According to witnesses and rebel sources, Russian planes struck regions near the northwestern Syrian city of Idlib on Sunday, signaling a new year flare-up for the last opposition-held stronghold.
High-altitude warplanes, identified as Russian Sukhoi aircraft by monitoring centers, dropped bombs on multiple towns and a water pumping station servicing the congested metropolis of Idlib, which has a population of more than a million people.
There was no immediate response from Russia or the Syrian army, which claims to be targeting the hideouts of extremist groups that govern the region but denies any strikes on civilians.
The city’s water utility service was shut down as a result of the strikes, according to a local official.
According to witnesses, the previous twenty-four hours’ worth of attacks in the rebel-held enclave have also targeted cattle and poultry farms near the Bab al Hawa border crossing with Turkey.
“The Russians are concentrating their efforts on infrastructure and economic assets.” “This is to exacerbate people’s misery,” said Abu Hazem Idlibi, an official in the rebel government.

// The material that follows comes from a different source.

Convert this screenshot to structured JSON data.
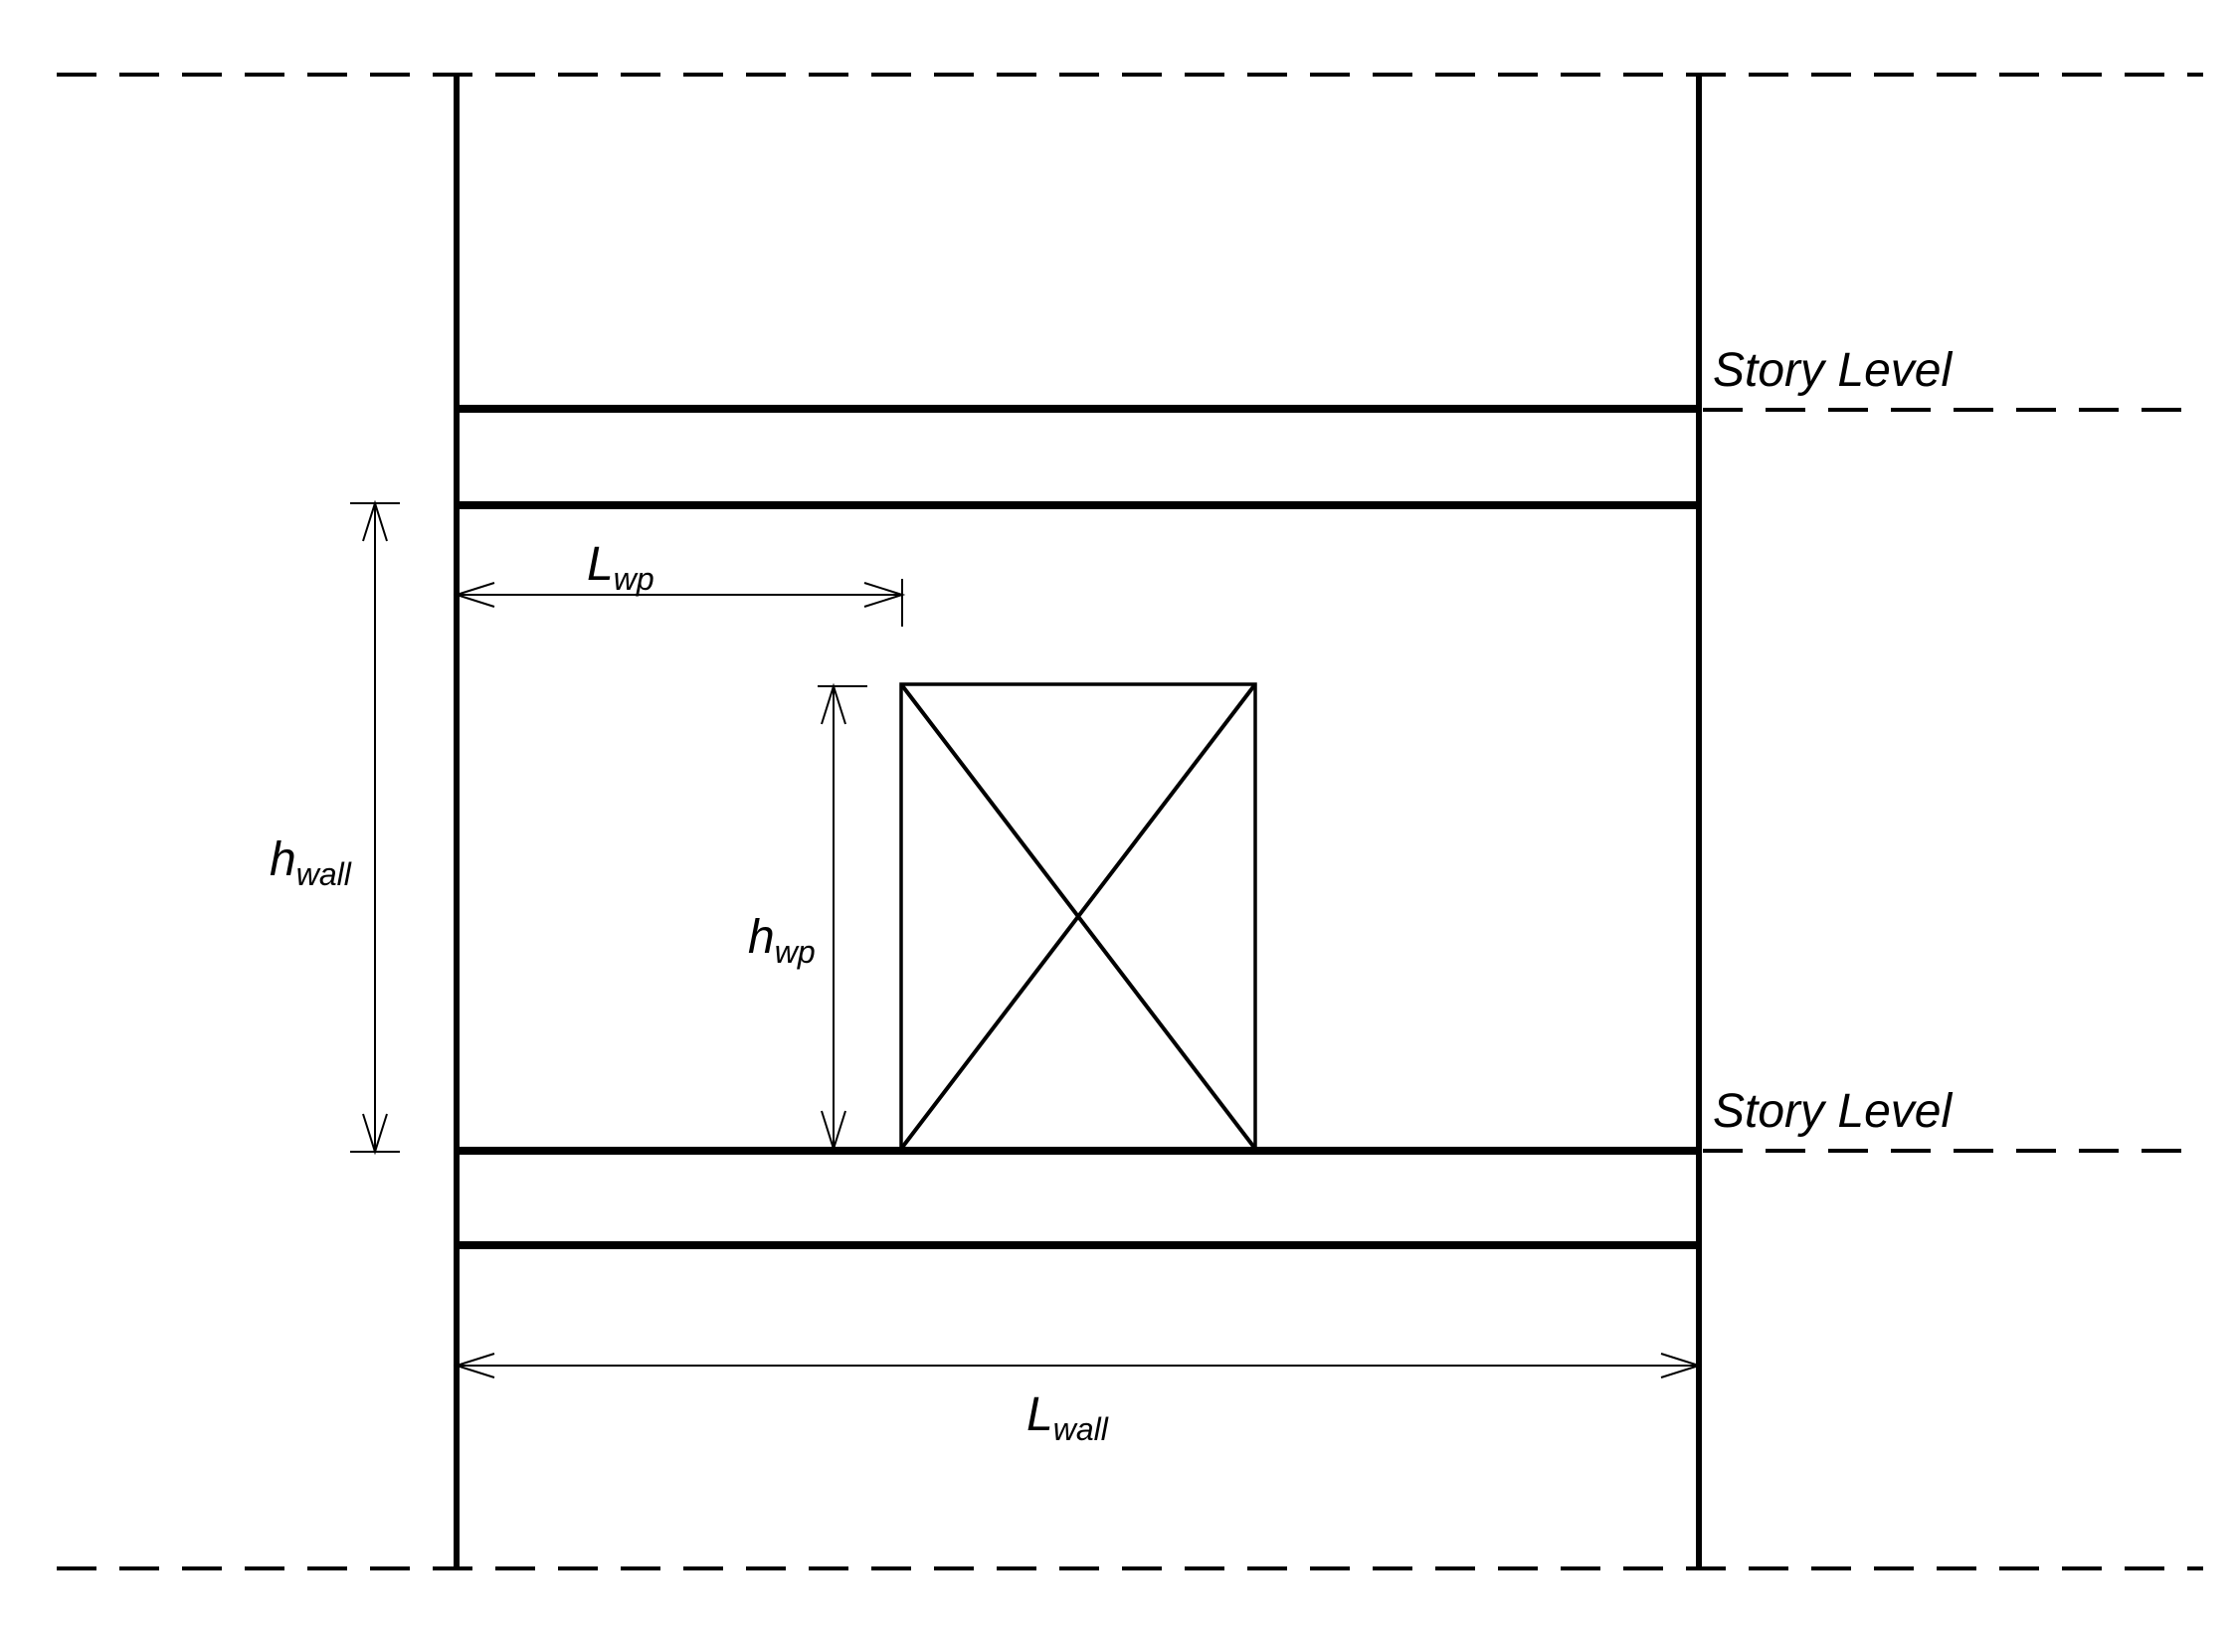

Other targets included villages in the Jabal al-Zawiya region in the southern part of Idlib province, where residents and rescuers said there were no immediate reports of casualties.
A series of strikes after midnight on Saturday struck temporary shelters housing hundreds of displaced families in Jisr al Shuqhur, west of Idlib, killing two children and a mother and injuring ten people, according to the civil defense agency.
Since November, there has been a relative halt in air strikes as a fresh Russian-led campaign, followed by Turkish army deployments inside the enclave, raised the potential of a larger restart of hostilities.
A pact struck over two years ago between Russia, which backs Syrian President Bashar al Assad’s forces, and Turkey, which backs opposition groups, brought a halt to combat that had displaced over a million people in a matter of months.